I have installed the macOS 10.15 "Catalina" developer beta, and unfortunately it brings bad news.
What makes up the Mac client able to run City of Heroes is a fairly old open-source project called Wine. While the project is still updated with new or patched modules from time to time, the Wine application itself has basically been abandonware since 2016. It's a 32-bit command-line application that has been hacked to be able to load 64-bit modules to then launch either 32-bit or 64-bit Windows apps. What that means, simply, is it's like hacking Windows XP to run *some* 64-bit software. Badly.
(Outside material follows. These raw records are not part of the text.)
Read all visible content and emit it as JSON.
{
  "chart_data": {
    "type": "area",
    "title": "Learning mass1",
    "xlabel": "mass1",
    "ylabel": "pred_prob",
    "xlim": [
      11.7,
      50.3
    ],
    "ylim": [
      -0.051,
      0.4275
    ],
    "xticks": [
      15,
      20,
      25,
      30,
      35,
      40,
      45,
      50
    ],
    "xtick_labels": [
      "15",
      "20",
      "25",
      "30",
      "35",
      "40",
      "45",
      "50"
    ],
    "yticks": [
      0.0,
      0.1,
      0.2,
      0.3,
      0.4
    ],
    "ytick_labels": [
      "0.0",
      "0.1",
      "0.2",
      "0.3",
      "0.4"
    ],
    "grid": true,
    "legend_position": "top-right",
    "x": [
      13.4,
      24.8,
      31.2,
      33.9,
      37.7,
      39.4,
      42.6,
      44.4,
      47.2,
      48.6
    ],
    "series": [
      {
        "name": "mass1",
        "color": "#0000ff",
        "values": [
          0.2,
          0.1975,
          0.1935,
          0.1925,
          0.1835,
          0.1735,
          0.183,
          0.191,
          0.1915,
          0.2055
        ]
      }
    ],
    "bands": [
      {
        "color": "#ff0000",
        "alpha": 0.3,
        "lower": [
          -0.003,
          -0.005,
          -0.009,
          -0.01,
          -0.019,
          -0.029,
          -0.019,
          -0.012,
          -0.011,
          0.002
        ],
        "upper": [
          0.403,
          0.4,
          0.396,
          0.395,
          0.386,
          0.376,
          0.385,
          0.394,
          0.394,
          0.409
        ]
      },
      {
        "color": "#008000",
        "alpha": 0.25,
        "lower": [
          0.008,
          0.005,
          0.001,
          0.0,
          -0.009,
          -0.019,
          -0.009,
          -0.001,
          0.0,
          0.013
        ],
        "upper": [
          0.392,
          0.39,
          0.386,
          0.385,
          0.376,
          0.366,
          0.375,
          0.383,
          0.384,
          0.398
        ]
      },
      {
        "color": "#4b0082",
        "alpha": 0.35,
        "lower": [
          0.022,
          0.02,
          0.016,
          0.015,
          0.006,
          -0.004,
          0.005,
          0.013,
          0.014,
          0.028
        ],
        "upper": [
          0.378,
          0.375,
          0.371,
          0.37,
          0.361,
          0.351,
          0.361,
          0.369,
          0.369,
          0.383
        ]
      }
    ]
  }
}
Unfortunately, macOS 10.15 no longer will run 32-bit command-line applications. And very soon, Debian Linux is rumored to be joining it (which means Ubuntu will follow as well). It means macOS will no longer be able to run City of Heroes, even if the developers somehow make the game itself 64-bit capable - because the part that makes it run, Wine, will never be fully 64-bit.
So the current plan is, as of the final release of macOS 10.15, the Mac client will have to be discontinued, and the Mac version of Island Rum will have to be discontinued as well.
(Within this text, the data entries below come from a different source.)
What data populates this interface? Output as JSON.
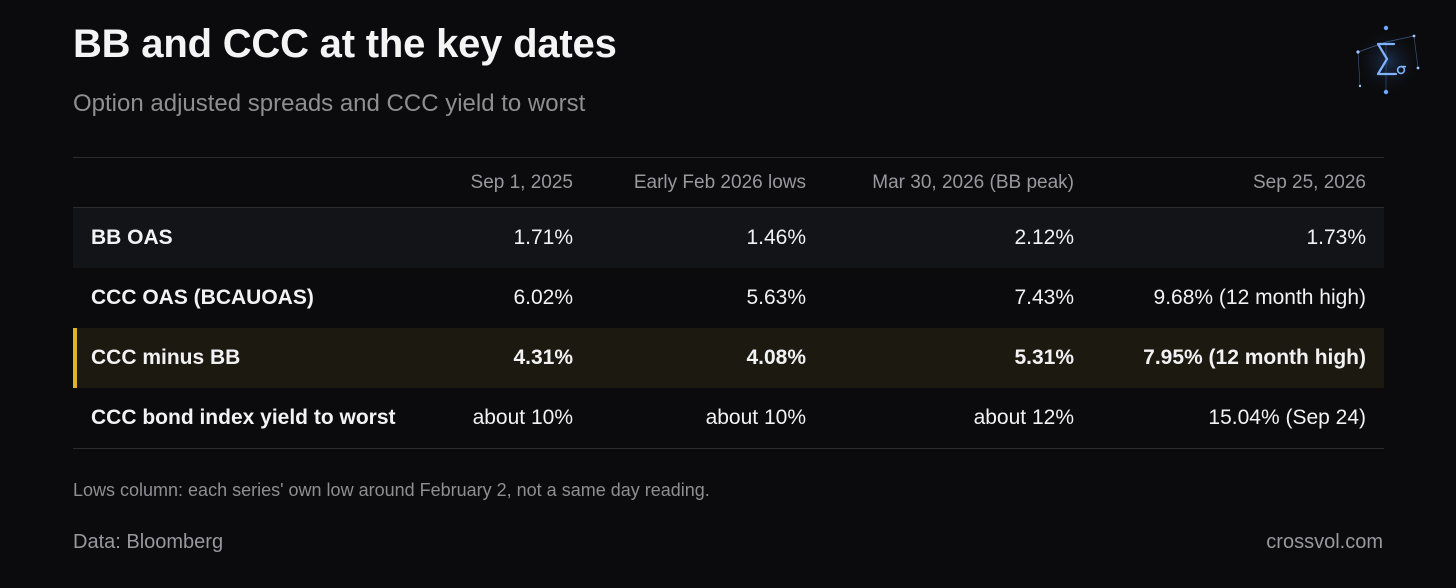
{
  "header": {
    "title": "BB and CCC at the key dates",
    "subtitle": "Option adjusted spreads and CCC yield to worst"
  },
  "logo": {
    "icon": "sigma-network-logo",
    "accent_color": "#6fa8ff"
  },
  "table": {
    "columns": [
      "",
      "Sep 1, 2025",
      "Early Feb 2026 lows",
      "Mar 30, 2026 (BB peak)",
      "Sep 25, 2026"
    ],
    "rows": [
      {
        "label": "BB OAS",
        "values": [
          "1.71%",
          "1.46%",
          "2.12%",
          "1.73%"
        ]
      },
      {
        "label": "CCC OAS (BCAUOAS)",
        "values": [
          "6.02%",
          "5.63%",
          "7.43%",
          "9.68% (12 month high)"
        ]
      },
      {
        "label": "CCC minus BB",
        "values": [
          "4.31%",
          "4.08%",
          "5.31%",
          "7.95% (12 month high)"
        ],
        "highlighted": true
      },
      {
        "label": "CCC bond index yield to worst",
        "values": [
          "about 10%",
          "about 10%",
          "about 12%",
          "15.04% (Sep 24)"
        ]
      }
    ],
    "highlight_color": "#e1b12c"
  },
  "footer": {
    "note": "Lows column: each series' own low around February 2, not a same day reading.",
    "source": "Data: Bloomberg",
    "site": "crossvol.com"
  }
}
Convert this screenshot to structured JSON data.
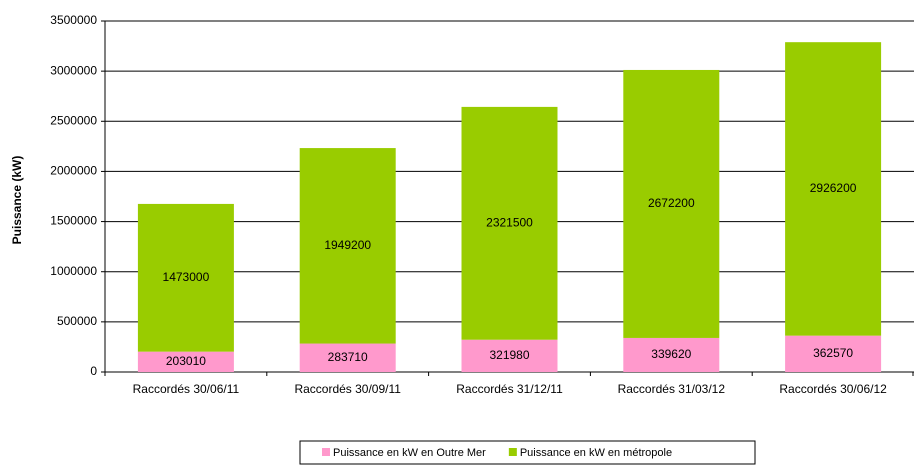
{
  "chart_data": {
    "type": "stacked_bar",
    "ylabel": "Puissance (kW)",
    "categories": [
      "Raccordés 30/06/11",
      "Raccordés 30/09/11",
      "Raccordés 31/12/11",
      "Raccordés 31/03/12",
      "Raccordés 30/06/12"
    ],
    "series": [
      {
        "name": "Puissance en kW en Outre Mer",
        "color": "#ff99cc",
        "values": [
          203010,
          283710,
          321980,
          339620,
          362570
        ]
      },
      {
        "name": "Puissance en kW en métropole",
        "color": "#99cc00",
        "values": [
          1473000,
          1949200,
          2321500,
          2672200,
          2926200
        ]
      }
    ],
    "ylim": [
      0,
      3500000
    ],
    "yticks": [
      0,
      500000,
      1000000,
      1500000,
      2000000,
      2500000,
      3000000,
      3500000
    ],
    "grid": true,
    "legend": "bottom"
  }
}
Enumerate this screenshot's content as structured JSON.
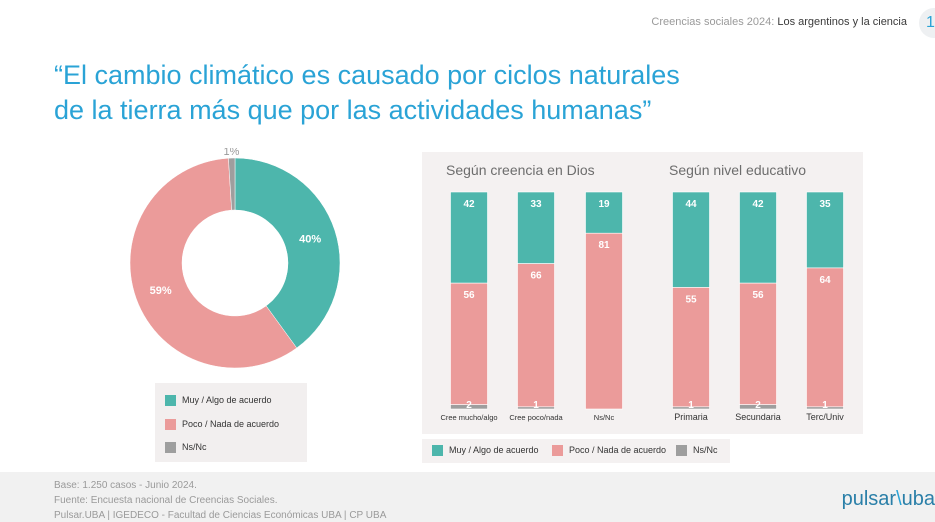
{
  "header": {
    "prefix": "Creencias sociales 2024:",
    "highlight": "Los argentinos y la ciencia",
    "page_number": "1"
  },
  "title": {
    "line1": "“El cambio climático es causado por ciclos naturales",
    "line2": "de la tierra más que por las actividades humanas”"
  },
  "colors": {
    "agree": "#4db6ac",
    "disagree": "#eb9b9a",
    "nsnc": "#9e9e9e",
    "title": "#2aa3d6"
  },
  "chart_data": [
    {
      "type": "pie",
      "donut": true,
      "categories": [
        "Muy / Algo  de acuerdo",
        "Poco / Nada de acuerdo",
        "Ns/Nc"
      ],
      "values": [
        40,
        59,
        1
      ],
      "labels": [
        "40%",
        "59%",
        "1%"
      ],
      "legend": "bottom"
    },
    {
      "type": "bar",
      "stacked": true,
      "groups": [
        {
          "title": "Según creencia en Dios",
          "categories": [
            "Cree mucho/algo",
            "Cree poco/nada",
            "Ns/Nc"
          ]
        },
        {
          "title": "Según nivel educativo",
          "categories": [
            "Primaria",
            "Secundaria",
            "Terc/Univ"
          ]
        }
      ],
      "categories": [
        "Cree mucho/algo",
        "Cree poco/nada",
        "Ns/Nc",
        "Primaria",
        "Secundaria",
        "Terc/Univ"
      ],
      "series": [
        {
          "name": "Muy / Algo de acuerdo",
          "values": [
            42,
            33,
            19,
            44,
            42,
            35
          ]
        },
        {
          "name": "Poco / Nada de acuerdo",
          "values": [
            56,
            66,
            81,
            55,
            56,
            64
          ]
        },
        {
          "name": "Ns/Nc",
          "values": [
            2,
            1,
            0,
            1,
            2,
            1
          ]
        }
      ],
      "data_labels": [
        [
          "42",
          "33",
          "19",
          "44",
          "42",
          "35"
        ],
        [
          "56",
          "66",
          "81",
          "55",
          "56",
          "64"
        ],
        [
          "2",
          "1",
          "",
          "1",
          "2",
          "1"
        ]
      ],
      "ylim": [
        0,
        100
      ],
      "legend": "bottom"
    }
  ],
  "donut_legend": [
    {
      "label": "Muy / Algo  de acuerdo"
    },
    {
      "label": "Poco / Nada de acuerdo"
    },
    {
      "label": "Ns/Nc"
    }
  ],
  "bar_legend": [
    {
      "label": "Muy / Algo de acuerdo"
    },
    {
      "label": "Poco / Nada de acuerdo"
    },
    {
      "label": "Ns/Nc"
    }
  ],
  "footer": {
    "line1": "Base: 1.250 casos - Junio 2024.",
    "line2": "Fuente: Encuesta nacional de Creencias Sociales.",
    "line3": "Pulsar.UBA | IGEDECO - Facultad de Ciencias Económicas UBA | CP UBA",
    "logo_left": "pulsar",
    "logo_mark": "\\",
    "logo_right": "uba"
  }
}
The plan is to not get focused on trying to freeze Mac players in time to where they have to find a way to keep their OS at 10.14 or below in order to play. Instead, I would rather move on, focus on figuring out a reliable virtual machine product to use instead. The current choices are Parallels, VMWare, or Virtualbox. I'm going to test each of them in macOS 10.15, and find out which one has the best balance of performance and stability. A small bonus to that will be that the testing will also likely improve the play of other Windows games as well. My tests should be complete long before the macOS 10.15 final release.
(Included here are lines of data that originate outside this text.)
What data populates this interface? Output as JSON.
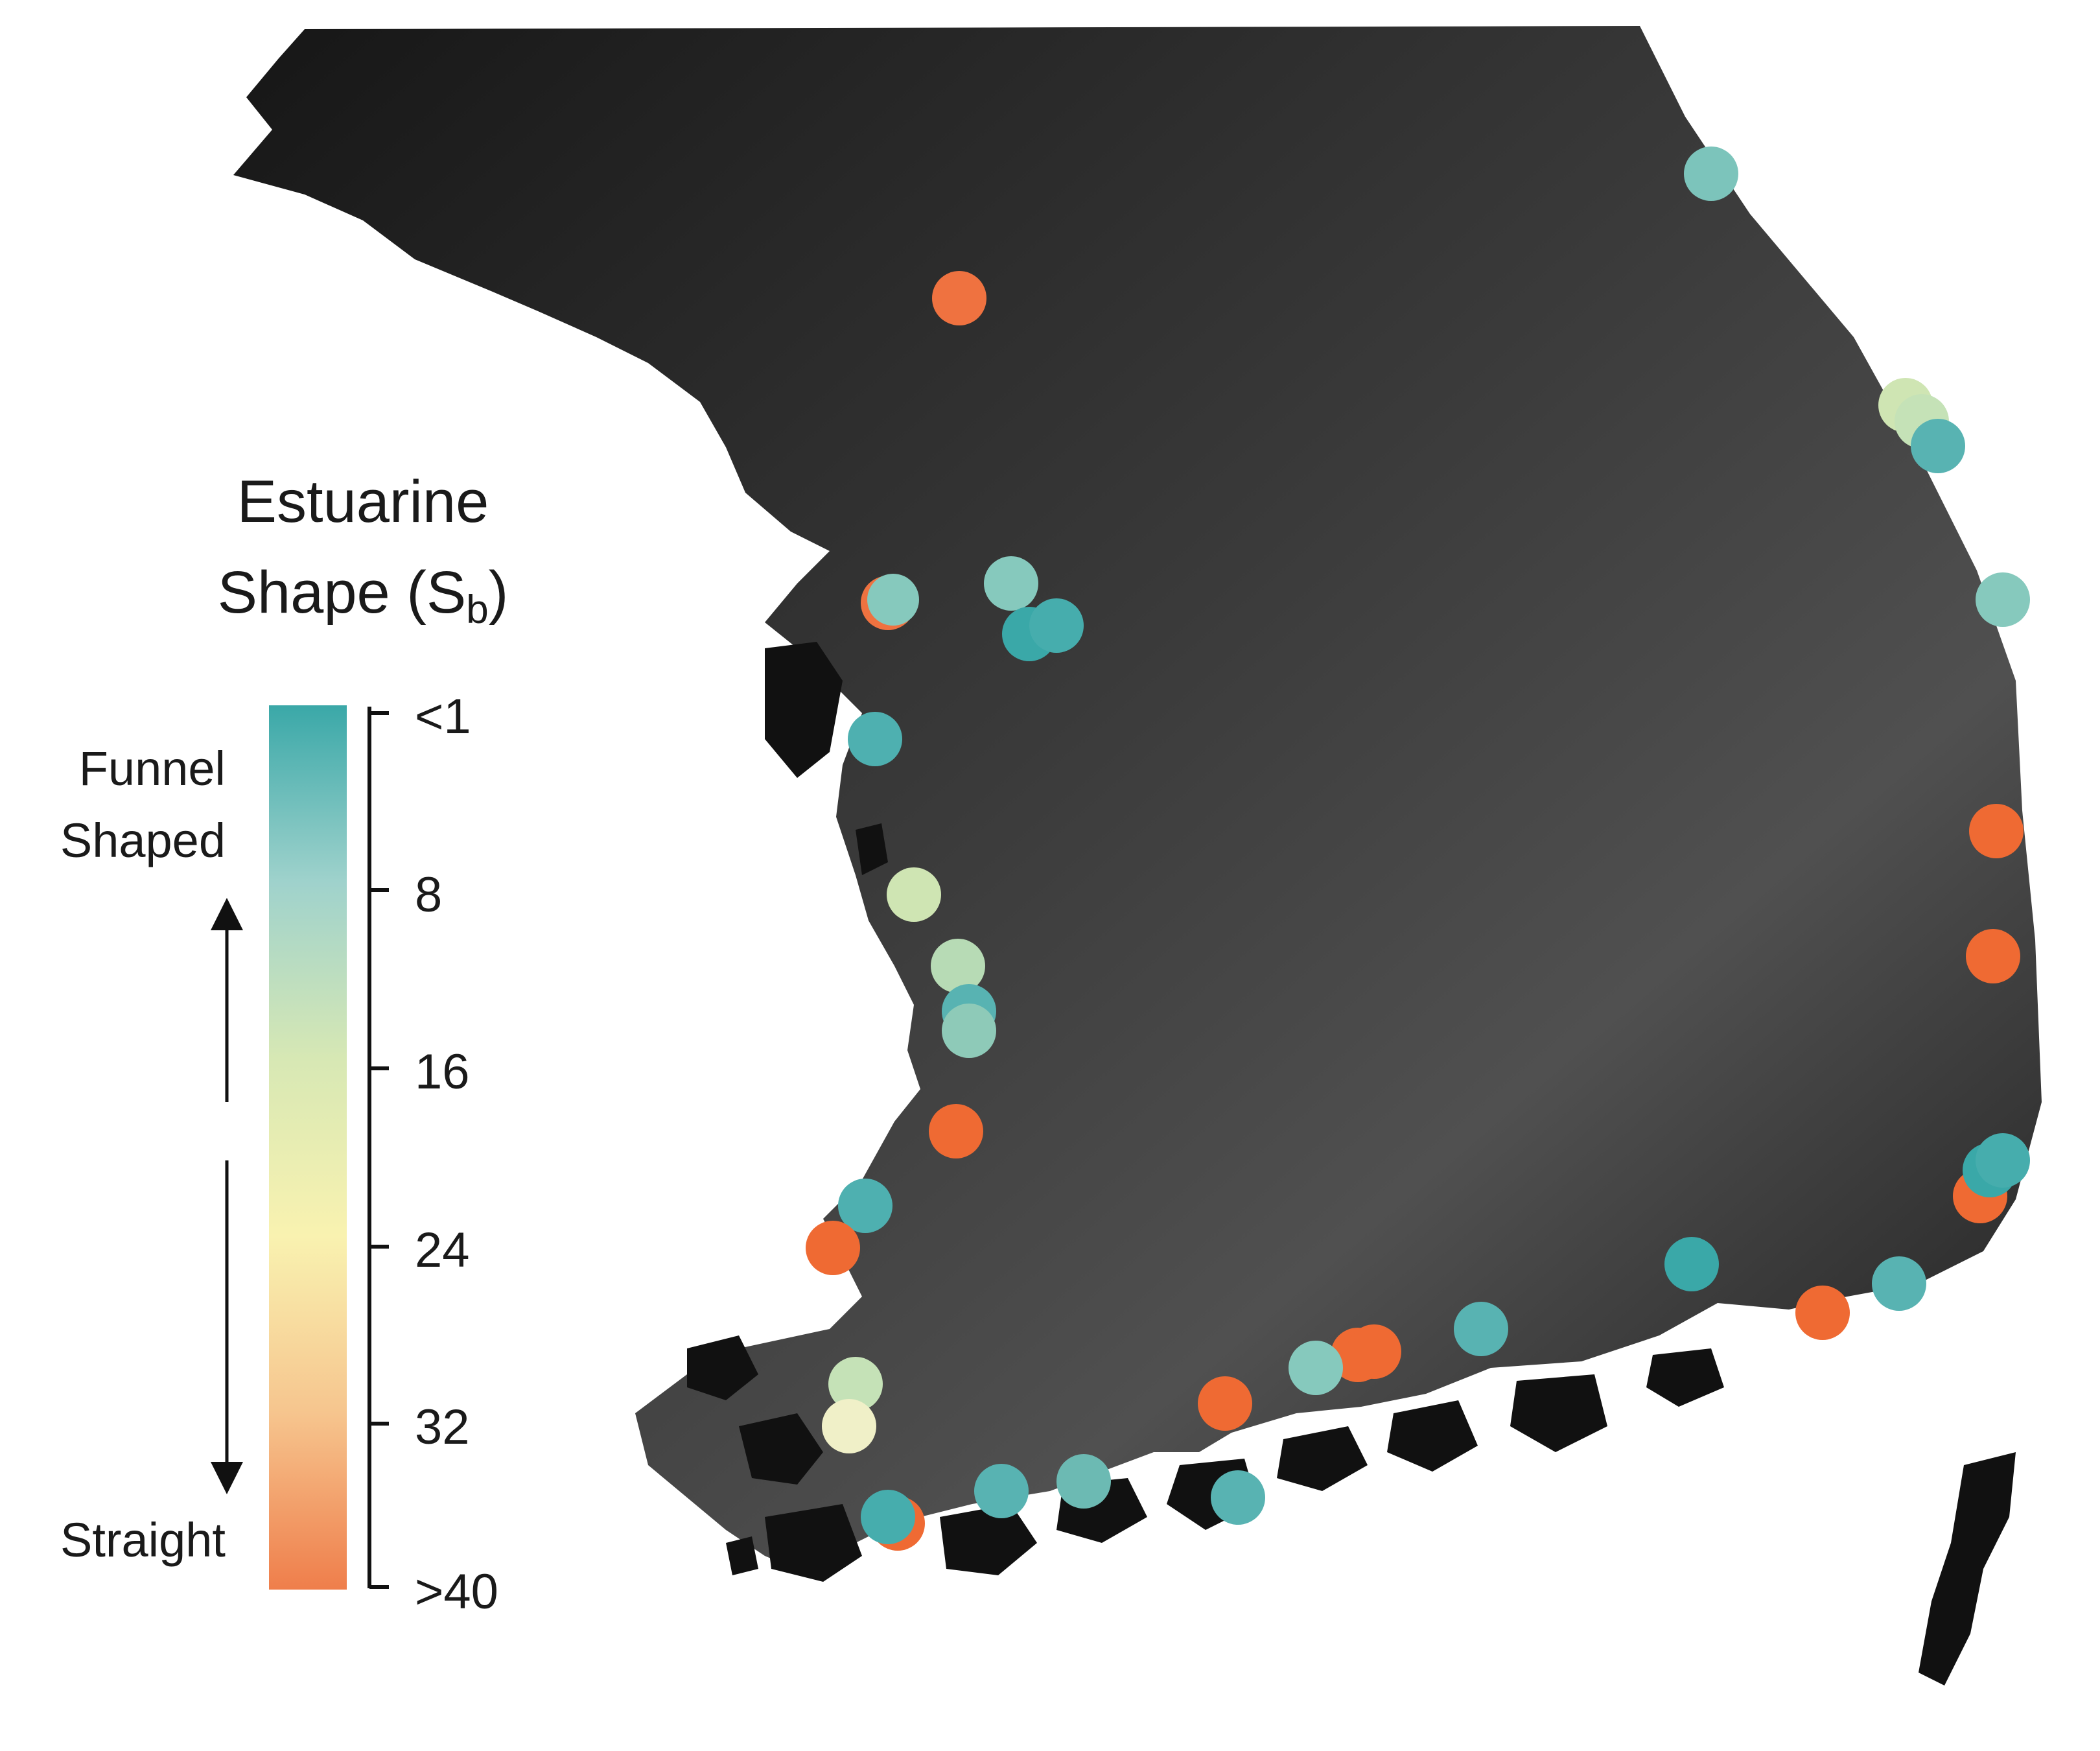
{
  "legend": {
    "title_line1": "Estuarine",
    "title_main": "Shape (S",
    "title_sub": "b",
    "title_close": ")",
    "ticks": [
      "<1",
      "8",
      "16",
      "24",
      "32",
      ">40"
    ],
    "label_top_line1": "Funnel",
    "label_top_line2": "Shaped",
    "label_bottom": "Straight",
    "colors": [
      "#3aa8a8",
      "#9fd2cc",
      "#d7e8b4",
      "#f9f2b0",
      "#f6c58e",
      "#ef7e4b"
    ]
  },
  "estuaries": [
    {
      "shape_class": "funnel"
    },
    {
      "shape_class": "straight"
    },
    {
      "shape_class": "funnel-mid"
    },
    {
      "shape_class": "funnel"
    },
    {
      "shape_class": "funnel"
    },
    {
      "shape_class": "straight"
    }
  ]
}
Since macOS 10.15 is still a *very* early beta, there is always the possibility another product might come along to take the place of Wine, or that Apple itself will come up with some solution, or that some other group will take up the Wine project and finally update it properly to 64 bit. I can't depend on that happening in a timely fashion, however, so my current plan will have to eliminate that possibility for the time being.